I suppose I should have groped for a word better than "passion".  Perhaps
"intensity" or another would make the point I wanted.  Good grief, I'm
not talking about performers coming out of their seats or weeping.  But
emotion does come through (although many orchestra players might be,
what a violinist I know calls "typists").  As just one trivial example,
there is this performance by the Philharmoniker (on a DVD) in which it
just tickles me to watch the oboist as he plays (what was already) my
favorite parts of a certain piece.
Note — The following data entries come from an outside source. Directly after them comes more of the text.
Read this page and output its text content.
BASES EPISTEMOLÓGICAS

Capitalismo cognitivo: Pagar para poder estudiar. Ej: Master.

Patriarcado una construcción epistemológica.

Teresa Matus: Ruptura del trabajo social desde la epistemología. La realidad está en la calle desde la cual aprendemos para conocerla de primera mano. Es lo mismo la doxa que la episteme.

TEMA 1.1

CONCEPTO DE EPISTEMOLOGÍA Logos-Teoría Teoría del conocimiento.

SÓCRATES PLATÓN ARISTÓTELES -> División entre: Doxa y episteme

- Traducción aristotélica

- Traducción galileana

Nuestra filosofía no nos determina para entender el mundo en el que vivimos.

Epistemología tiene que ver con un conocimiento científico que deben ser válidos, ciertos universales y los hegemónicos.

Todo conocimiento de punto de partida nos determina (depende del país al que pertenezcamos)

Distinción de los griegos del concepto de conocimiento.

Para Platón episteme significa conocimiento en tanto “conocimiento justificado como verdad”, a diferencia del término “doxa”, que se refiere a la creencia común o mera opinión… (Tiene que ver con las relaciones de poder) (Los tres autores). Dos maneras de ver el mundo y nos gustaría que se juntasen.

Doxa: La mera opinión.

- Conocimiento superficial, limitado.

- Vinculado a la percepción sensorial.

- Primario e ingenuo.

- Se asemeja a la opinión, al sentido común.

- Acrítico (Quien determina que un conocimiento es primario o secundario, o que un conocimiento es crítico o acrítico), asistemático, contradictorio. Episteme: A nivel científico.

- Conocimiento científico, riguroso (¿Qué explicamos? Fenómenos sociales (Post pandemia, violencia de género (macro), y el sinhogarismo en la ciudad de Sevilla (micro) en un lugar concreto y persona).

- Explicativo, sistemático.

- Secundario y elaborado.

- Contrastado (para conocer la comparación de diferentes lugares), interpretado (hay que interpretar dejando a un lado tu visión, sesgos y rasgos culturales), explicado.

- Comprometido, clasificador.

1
He's not aping the music, it's just
that he is "into it".  Even though the vast majority of my musical
experience is listening, watching the PEOPLE play is, for me, thrilling
at times.  Perhaps watching musical performers could be similarly
stimulating for younger, potential fans, especially those already ...
videossified.  That was really my main point (or faint hope).

>Dance relates music to real movement, real stories.  It just might
>be an entry point for some young people.

We keep hedging, naturally, with "might" or "could" or "perhaps".  Yes,
perhaps sometimes it could.  But even so, I somehow doubt that dance
will grab as many as straight-up musical performances.  Likewise for
opera, I'm afraid.  But maybe all of these.  (We each base these wishful
thoughts on our own biases, naturally.)

I probably contradict myself - I hope cognitive dissonance is okay here.
If so, finally, Bernard's motion, Don's visions of Scheherazade, my own
thoughts and those of a writer on another list (prokofiev.org) come
together, sort of, in the following.  At Royal Festival Hall, in June
of 2004, Gergiev was to lead the Rotterdam Phil in the entire ballet
music from Prokofiev's Romeo and Juliet.  A prkfv-listmember wrote to
suggest that to attend such a thing would be nonsensical: "As good as
the music is, I see no point in sitting through all of it without the
dancers."

Quatsch!  It's funny that for me, the dancers and the ballet itself -
the very reason for which the music was (ostensibly) written - are a
total distraction.  I prefer the music itself (but would have killed to
see the performance) and find any attempt by a ballet a relatively feeble
exercise at accompaniment.  (I'm probably missing a necessary dance
gene.) I do, however, have three different performances of the R&J ballet
on DVD and I enjoy them occasionally (even though the sound stinks).
But I don't have, nor do I want, the visions of dancers in my head as I
hear the music.

Fortunately, we each want something different, and seem able to get it,
from our musical experiences.  The younger generation might need something
different, of course, but I think it is possible to reach them with
classical music, too.  It took me long enough, even though a few seeds
were planted pretty early.  Back to the original point then?  Is there
any viable substitute for musical education at an early age?